My impression is that with the latest round of high-profile releases, the open-weight "market" is coalescing around two players, DS4 Flash for speed and GLM 5.2 for smarts. Qwen is being left behind to pick up the scraps for the terminally GPU-poor.

We know they have what it takes to fight back, and they know it... so I agree, there's no reason not be optimistic about future Qwen releases. But then I've never really understood what motivates these releases in the first place.

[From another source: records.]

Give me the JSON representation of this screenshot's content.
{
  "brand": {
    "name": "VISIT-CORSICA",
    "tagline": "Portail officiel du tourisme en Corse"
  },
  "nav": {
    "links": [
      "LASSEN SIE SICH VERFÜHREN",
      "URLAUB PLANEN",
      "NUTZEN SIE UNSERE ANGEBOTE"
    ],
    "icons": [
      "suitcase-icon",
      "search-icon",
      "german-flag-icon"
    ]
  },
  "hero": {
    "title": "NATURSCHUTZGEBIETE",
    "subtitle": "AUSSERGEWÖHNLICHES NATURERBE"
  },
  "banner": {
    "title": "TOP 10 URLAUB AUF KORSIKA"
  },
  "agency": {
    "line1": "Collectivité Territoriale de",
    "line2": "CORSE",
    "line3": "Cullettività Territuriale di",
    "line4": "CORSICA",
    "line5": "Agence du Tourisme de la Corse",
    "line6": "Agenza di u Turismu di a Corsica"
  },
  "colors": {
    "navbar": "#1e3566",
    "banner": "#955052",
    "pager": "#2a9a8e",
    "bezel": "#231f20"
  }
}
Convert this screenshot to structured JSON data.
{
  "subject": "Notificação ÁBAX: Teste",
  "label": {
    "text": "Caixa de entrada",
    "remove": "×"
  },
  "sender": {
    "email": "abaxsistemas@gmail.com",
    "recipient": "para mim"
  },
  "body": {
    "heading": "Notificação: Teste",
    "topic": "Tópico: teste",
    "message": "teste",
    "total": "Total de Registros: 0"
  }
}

DeepSeek V4 Pro seems to have significantly lower overhead than GLM 5.2 for the same context size. If the two are about equally smart, that's not a very good look for GLM. E.g. the KV-cache storage for GLM at full context is significantly larger, which directly impacts the effectiveness of batching on memory-constrained hardware. Keep in mind that the existing DeepSeek Pro is a preview model, we might be about to see further iterations of it being released. Hopefully the GLM folks will pick up these techniques for GLM 6 or something, the model itself is quite nice after all. It's just noticeably harder to run on limited local platforms.

Qwen still have the best models that actually run on a laptop - Gemma 4 is their best competition there.

That's only really true if one ignores the possibility of SSD offloading, which effectively opens up inference with far larger models. It's possible that the combination of batched inference and SSD streaming may be even more effective, though only for selected models with especially efficient KV storage, or perhaps very small inference contexts.